The overall performance of the ITS and IGS assays were similar, but each assay is optimally suited for different applications. The ITS assay is the more robust option for diagnostic work, particularly for laboratories that may be receiving samples from captive snakes. Although both assays performed well against all currently known strains of O. ophiodiicola, there are undoubtedly more strains yet to be characterized. The more highly conserved nature of ITS between strains, however, makes the ITS assay more likely to detect novel and potentially divergent genetic variants of O. ophiodiicola. Such variants are more likely to be encountered in captive snakes or wild snakes from outside eastern North America (since most characterized strains upon which the assays were designed originated in the eastern U.S.). The IGS exhibits greater DNA sequence variation between strains, increasing the possibility that novel genetic variants may have SNPs in oligo binding sites within the IGS. Thus while there is no evidence to indicate that the IGS assay is unsuitable for diagnostic work, the use of the ITS assay for this purpose represents the more conservative approach.
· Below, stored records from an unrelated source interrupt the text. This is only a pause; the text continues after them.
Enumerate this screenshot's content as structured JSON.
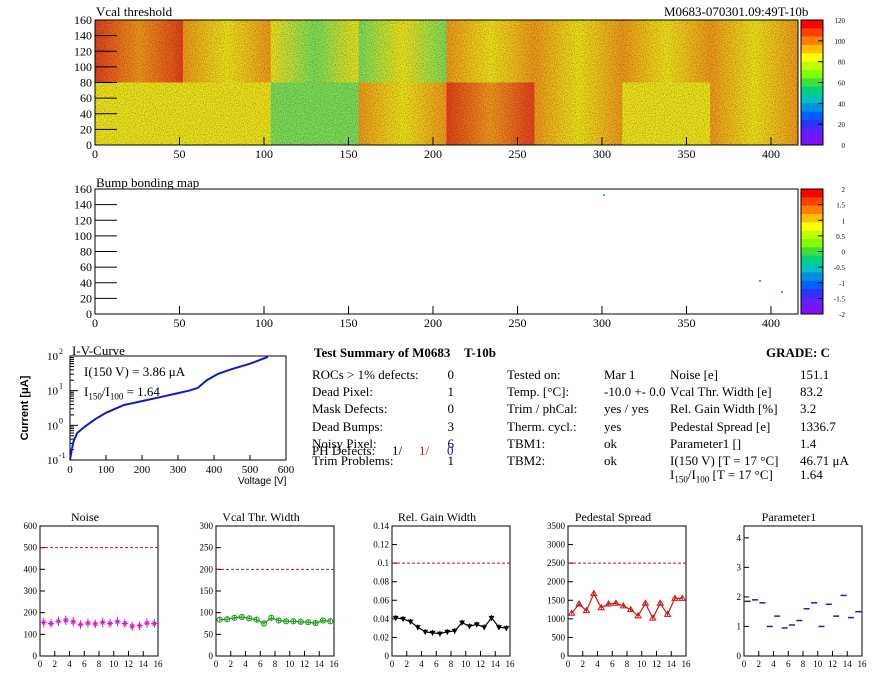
{
  "vcal_map": {
    "title": "Vcal threshold",
    "module_id": "M0683-070301.09:49T-10b",
    "x_ticks": [
      "0",
      "50",
      "100",
      "150",
      "200",
      "250",
      "300",
      "350",
      "400"
    ],
    "y_ticks": [
      "0",
      "20",
      "40",
      "60",
      "80",
      "100",
      "120",
      "140",
      "160"
    ],
    "palette_labels": [
      "120",
      "100",
      "80",
      "60",
      "40",
      "20",
      "0"
    ],
    "colors": {
      "red": "#e8401c",
      "orange": "#f49a1c",
      "yellow": "#f2e61c",
      "green": "#7ee05a"
    }
  },
  "bump_map": {
    "title": "Bump bonding map",
    "x_ticks": [
      "0",
      "50",
      "100",
      "150",
      "200",
      "250",
      "300",
      "350",
      "400"
    ],
    "y_ticks": [
      "0",
      "20",
      "40",
      "60",
      "80",
      "100",
      "120",
      "140",
      "160"
    ],
    "palette_labels": [
      "2",
      "1.5",
      "1",
      "0.5",
      "0",
      "-0.5",
      "-1",
      "-1.5",
      "-2"
    ]
  },
  "iv_curve": {
    "title": "I-V-Curve",
    "ylabel": "Current [μA]",
    "xlabel": "Voltage [V]",
    "x_ticks": [
      "0",
      "100",
      "200",
      "300",
      "400",
      "500",
      "600"
    ],
    "y_exp": [
      "-1",
      "0",
      "1",
      "2"
    ],
    "y_base": "10",
    "line1_label": "I(150 V) = 3.86 μA",
    "ratio_I": "I",
    "ratio_sub1": "150",
    "ratio_sub2": "100",
    "ratio_value": "=  1.64",
    "line_color": "#0a1ccc"
  },
  "summary": {
    "title": "Test Summary of M0683",
    "module_type": "T-10b",
    "grade_label": "GRADE:  C",
    "rows": [
      {
        "label": "ROCs > 1% defects:",
        "value": "0"
      },
      {
        "label": "Dead Pixel:",
        "value": "1"
      },
      {
        "label": "Mask Defects:",
        "value": "0"
      },
      {
        "label": "Dead Bumps:",
        "value": "3"
      },
      {
        "label": "Noisy Pixel:",
        "value": "6"
      },
      {
        "label": "Trim Problems:",
        "value": "1"
      }
    ],
    "ph_label": "PH Defects:",
    "ph_values": [
      "1/",
      "1/",
      "0"
    ],
    "ph_colors": [
      "#000000",
      "#d41414",
      "#1414d4"
    ],
    "mid_rows": [
      {
        "label": "Tested on:",
        "value": "Mar 1"
      },
      {
        "label": "Temp. [°C]:",
        "value": "-10.0 +- 0.0"
      },
      {
        "label": "Trim / phCal:",
        "value": "yes / yes"
      },
      {
        "label": "Therm. cycl.:",
        "value": "yes"
      },
      {
        "label": "TBM1:",
        "value": "ok"
      },
      {
        "label": "TBM2:",
        "value": "ok"
      }
    ],
    "right_rows": [
      {
        "label": "Noise [e]",
        "value": "151.1"
      },
      {
        "label": "Vcal Thr. Width [e]",
        "value": "83.2"
      },
      {
        "label": "Rel. Gain Width [%]",
        "value": "3.2"
      },
      {
        "label": "Pedestal Spread [e]",
        "value": "1336.7"
      },
      {
        "label": "Parameter1 []",
        "value": "1.4"
      },
      {
        "label": "I(150 V) [T = 17 °C]",
        "value": "46.71 μA"
      }
    ],
    "ratio_row": {
      "i": "I",
      "sub1": "150",
      "sep": "/I",
      "sub2": "100",
      "rest": " [T = 17 °C]",
      "value": "1.64"
    }
  },
  "chart_data": [
    {
      "type": "scatter",
      "title": "Noise",
      "xlim": [
        0,
        16
      ],
      "ylim": [
        0,
        600
      ],
      "x_ticks": [
        "0",
        "2",
        "4",
        "6",
        "8",
        "10",
        "12",
        "14",
        "16"
      ],
      "y_ticks": [
        "0",
        "100",
        "200",
        "300",
        "400",
        "500",
        "600"
      ],
      "x": [
        0,
        1,
        2,
        3,
        4,
        5,
        6,
        7,
        8,
        9,
        10,
        11,
        12,
        13,
        14,
        15
      ],
      "values": [
        155,
        150,
        160,
        165,
        158,
        145,
        152,
        148,
        155,
        150,
        158,
        150,
        138,
        140,
        152,
        150
      ],
      "errors": [
        22,
        20,
        22,
        22,
        22,
        20,
        20,
        20,
        22,
        20,
        22,
        20,
        20,
        20,
        22,
        20
      ],
      "threshold": 500,
      "color": "#cc22cc",
      "marker": "star",
      "connect": false
    },
    {
      "type": "line",
      "title": "Vcal Thr. Width",
      "xlim": [
        0,
        16
      ],
      "ylim": [
        0,
        300
      ],
      "x_ticks": [
        "0",
        "2",
        "4",
        "6",
        "8",
        "10",
        "12",
        "14",
        "16"
      ],
      "y_ticks": [
        "0",
        "50",
        "100",
        "150",
        "200",
        "250",
        "300"
      ],
      "x": [
        0,
        1,
        2,
        3,
        4,
        5,
        6,
        7,
        8,
        9,
        10,
        11,
        12,
        13,
        14,
        15
      ],
      "values": [
        84,
        85,
        88,
        90,
        87,
        84,
        75,
        88,
        82,
        80,
        80,
        79,
        78,
        76,
        82,
        80
      ],
      "errors": [
        5,
        5,
        5,
        5,
        5,
        5,
        5,
        5,
        5,
        5,
        5,
        5,
        5,
        5,
        5,
        5
      ],
      "threshold": 200,
      "color": "#1a9a1a",
      "marker": "circle",
      "connect": true
    },
    {
      "type": "line",
      "title": "Rel. Gain Width",
      "xlim": [
        0,
        16
      ],
      "ylim": [
        0,
        0.14
      ],
      "x_ticks": [
        "0",
        "2",
        "4",
        "6",
        "8",
        "10",
        "12",
        "14",
        "16"
      ],
      "y_ticks": [
        "0",
        "0.02",
        "0.04",
        "0.06",
        "0.08",
        "0.1",
        "0.12",
        "0.14"
      ],
      "x": [
        0,
        1,
        2,
        3,
        4,
        5,
        6,
        7,
        8,
        9,
        10,
        11,
        12,
        13,
        14,
        15
      ],
      "values": [
        0.041,
        0.04,
        0.037,
        0.031,
        0.026,
        0.025,
        0.024,
        0.026,
        0.027,
        0.036,
        0.032,
        0.034,
        0.031,
        0.041,
        0.031,
        0.03
      ],
      "errors": [
        0.003,
        0.003,
        0.003,
        0.003,
        0.003,
        0.003,
        0.003,
        0.003,
        0.003,
        0.003,
        0.003,
        0.003,
        0.003,
        0.003,
        0.003,
        0.003
      ],
      "threshold": 0.1,
      "color": "#000000",
      "marker": "triangle-down",
      "connect": true
    },
    {
      "type": "line",
      "title": "Pedestal Spread",
      "xlim": [
        0,
        16
      ],
      "ylim": [
        0,
        3500
      ],
      "x_ticks": [
        "0",
        "2",
        "4",
        "6",
        "8",
        "10",
        "12",
        "14",
        "16"
      ],
      "y_ticks": [
        "0",
        "500",
        "1000",
        "1500",
        "2000",
        "2500",
        "3000",
        "3500"
      ],
      "x": [
        0,
        1,
        2,
        3,
        4,
        5,
        6,
        7,
        8,
        9,
        10,
        11,
        12,
        13,
        14,
        15
      ],
      "values": [
        1150,
        1400,
        1220,
        1680,
        1300,
        1400,
        1420,
        1350,
        1250,
        1080,
        1420,
        1020,
        1420,
        1120,
        1550,
        1550
      ],
      "errors": [
        60,
        60,
        60,
        60,
        60,
        60,
        60,
        60,
        60,
        60,
        60,
        60,
        60,
        60,
        60,
        60
      ],
      "threshold": 2500,
      "color": "#cc1a1a",
      "marker": "triangle-up",
      "connect": true
    },
    {
      "type": "scatter",
      "title": "Parameter1",
      "xlim": [
        0,
        16
      ],
      "ylim": [
        0,
        4.4
      ],
      "x_ticks": [
        "0",
        "2",
        "4",
        "6",
        "8",
        "10",
        "12",
        "14",
        "16"
      ],
      "y_ticks": [
        "0",
        "1",
        "2",
        "3",
        "4"
      ],
      "x": [
        0,
        1,
        2,
        3,
        4,
        5,
        6,
        7,
        8,
        9,
        10,
        11,
        12,
        13,
        14,
        15
      ],
      "values": [
        1.85,
        1.9,
        1.8,
        1.0,
        1.35,
        0.95,
        1.05,
        1.2,
        1.6,
        1.8,
        1.0,
        1.75,
        1.35,
        2.05,
        1.3,
        1.5
      ],
      "threshold": null,
      "color": "#1a1acc",
      "marker": "dash",
      "connect": false
    }
  ]
}
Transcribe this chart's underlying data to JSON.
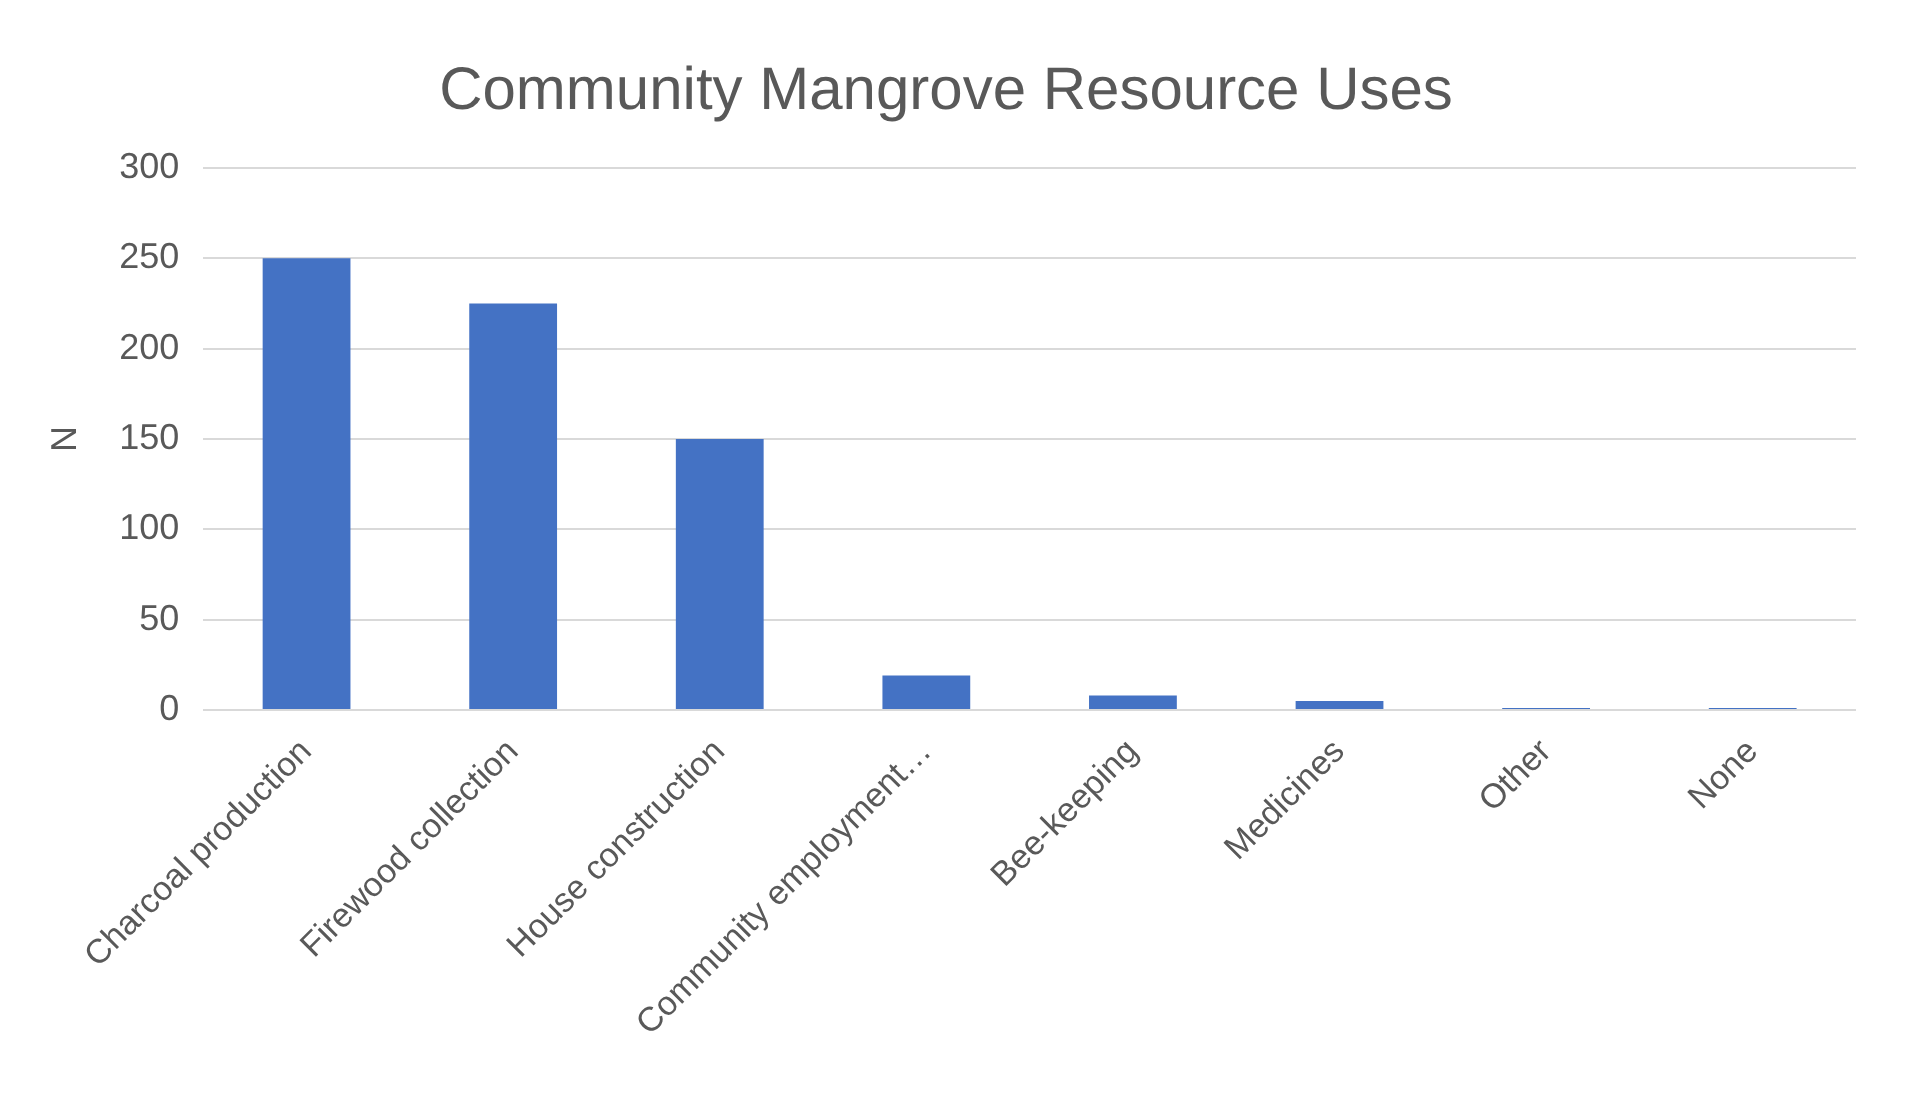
{
  "chart_data": {
    "type": "bar",
    "title": "Community Mangrove Resource Uses",
    "ylabel": "N",
    "categories": [
      "Charcoal production",
      "Firewood collection",
      "House construction",
      "Community employment…",
      "Bee-keeping",
      "Medicines",
      "Other",
      "None"
    ],
    "values": [
      250,
      225,
      150,
      19,
      8,
      5,
      1,
      1
    ],
    "color": "#4472c4",
    "ylim": [
      0,
      300
    ],
    "yticks": [
      0,
      50,
      100,
      150,
      200,
      250,
      300
    ],
    "grid": "y",
    "legend": false
  }
}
For screening environmental samples for O. ophiodiicola, the IGS assay is recommended. While both assays discriminated between O. ophiodiicola and its closest known relatives, we cannot rule out the possibility that there are other uncharacterized environmental fungi that are genetically similar to O. ophiodiicola and that could cross-react with the ITS assay primers and probe. For example, CANV complex species within polytypic genera (e.g., Nannizziopsis and Paranannizziopsis) may share over 97% DNA sequence identity in the ITS [6]; if such small differences in ITS sequences existed between O. ophiodiicola and other hypothetical species of Ophidiomyces, the ITS assay would be unlikely to differentiate them. While sequencing of amplicons in this study indicated no evidence that such closely-related fungi exist on the skin of snakes, environmental samples may harbor much more diverse fungal communities. For example, the original ITS-based PCR used to detect P. destructans performed well when testing bat tissues, but was unsuitable for discriminating the pathogen from a wide variety of closely-related, nonpathogenic, and previously undiscovered Pseudogymnoascus spp. in soil samples [20,21]; this subsequently prompted the development of a more specific PCR assay targeting the IGS of P. destructans which exhibits much higher interspecific variation than the ITS [19]. Such high variation in the region makes it highly unlikely that the IGS assay described herein would cross-amplify DNA from fungi other than O. ophiodiicola, including very closely related hypothetical taxa that are yet to be discovered. The IGS assay also has utility for research that requires differentiation among strains of O. ophiodiicola – because the amplicon produced by the IGS PCR encompasses numerous SNPs (Figure 1), sequencing the amplicon can distinguish between some genetic variants of the fungus.

Conclusions

The increase of CANV-associated infections in captive reptiles and the emergence of SFD in wild snakes have elicited concern over the future health of both captive and wild snake populations. As clinicians attempt to diagnose an increasingly common disease and researchers attempt to better understand the disease system, enhanced methods to detect the fungus linked to these infections will be essential. The PCR assays described herein provide important tools to advance SFD diagnostics, support surveillance efforts, and aid researchers trying to better understand the biology of O. ophiodiicola, the intricacies of host-pathogen dynamics, and the drivers of SFD emergence.